Widely distributed throughout the creeks and coves that bass utilize for their spring patterns, hay grass typically grows in 3-6 feet of water. It’s hard to pinpoint why some regions seem to sprout more of this vegetation than others, but pockets that have hay grass tend to have it in abundance.

That being said, finding more productive areas is akin to locating sweet spots on a summer ledge. You could run into the occasional bite here and there, but whittling down to the most promising sections necessitates time management.

“During the post spawn, I prefer hay grass that’s toward the main lake and not way back in a creek,” Gleason said. “It just seems like, as the water warms up in the backs of creeks, they get a little stagnant. So I like to be more toward the main lake where there’s more wind to keep the water cooler and oxygenated.”

It’s also important to narrow down the right spots within the hay. The grass often sprouts in and around buck brush, so this overlapping cover bodes well for bass, especially on sunny days. 

Lebrun likes to see cypress trees adjacent to his hay, as this habitat feature can create interior lanes where bass often feed during the day’s early hours.

“If I was going down the lake and saw a stretch of hay grass that was 700 yards long, I would be drawn to wherever the points are,” Gleason said. “This just helps break it down for the angler.”



Hit ‘Em Hard: LeBrun likes to punch his hay grass with a V&M Wild Thang Craw. He wants that reaction bite, so he’ll go as heavy as 1 1/2-ounce weights, so he doesn’t have to wiggle a bait through the stubborn hay.

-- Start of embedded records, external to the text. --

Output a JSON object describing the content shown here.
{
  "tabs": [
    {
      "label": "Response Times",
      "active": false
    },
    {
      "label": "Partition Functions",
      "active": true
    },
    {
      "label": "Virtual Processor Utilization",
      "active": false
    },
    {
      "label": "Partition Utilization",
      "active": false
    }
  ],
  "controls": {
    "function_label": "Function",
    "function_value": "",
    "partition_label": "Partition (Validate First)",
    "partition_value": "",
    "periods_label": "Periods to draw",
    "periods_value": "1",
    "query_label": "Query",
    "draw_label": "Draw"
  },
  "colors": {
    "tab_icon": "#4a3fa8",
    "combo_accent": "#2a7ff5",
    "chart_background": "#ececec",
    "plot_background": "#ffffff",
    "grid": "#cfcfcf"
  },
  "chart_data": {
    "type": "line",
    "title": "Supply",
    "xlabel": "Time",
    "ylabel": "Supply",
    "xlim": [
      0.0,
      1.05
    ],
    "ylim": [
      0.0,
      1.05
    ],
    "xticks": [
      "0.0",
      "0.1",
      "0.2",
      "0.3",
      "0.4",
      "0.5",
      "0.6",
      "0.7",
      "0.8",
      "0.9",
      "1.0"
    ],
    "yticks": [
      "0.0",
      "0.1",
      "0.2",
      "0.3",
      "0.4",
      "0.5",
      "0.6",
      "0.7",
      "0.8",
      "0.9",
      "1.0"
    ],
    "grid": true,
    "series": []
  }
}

Walk the Line: During the first couple of morning hours, LeBrun works a frog through the open lanes between the hay and the bank, or between grass and cypress trees. Once sunlight intensifies, the fish will tuck into the cover, so capitalizing on this early perimeter feeding can kick start the day.

Chug It Up: Walking frogs will irritate those fry guarders, but a noisy, threatening popper (frog or hard bait) will send them into full-on kill mode.

Rude Intrusion: During shad spawns, and subsequent bream bedding, Gleason likes spinnerbaits and swim jigs. He’ll adjust bait colors to fit the respective forage and tailor his presentations to the mood of the moment.

“I’ll usually use the swim jig or the spinnerbait on the outside edge of the hay grass when it’s a little windy and I’ll work it higher in the water column when the fish are aggressive,” he said. “I’ll go to a topwater on more of a calm, still kind of day when you really want to get in there and work close to the edge.”

You’ll also dial up some post spawn action by tracing the hay grass perimeter with a Carolina rig. Everything from Senkos to Brush Hogs appeal to these transitioning bass, but Gleason notes that a Zoom Fluke can be a real sleeper in this application.

He likes a green pumpkin bait with the tail dyed chartreuse.

Lastly, don’t hesitate to go big and bold with an umbrella rig. These fish are in the mood to chew and heaving the weedless rigged version of the kitchen sink a few times can help you locate a bunch of bass in a hurry.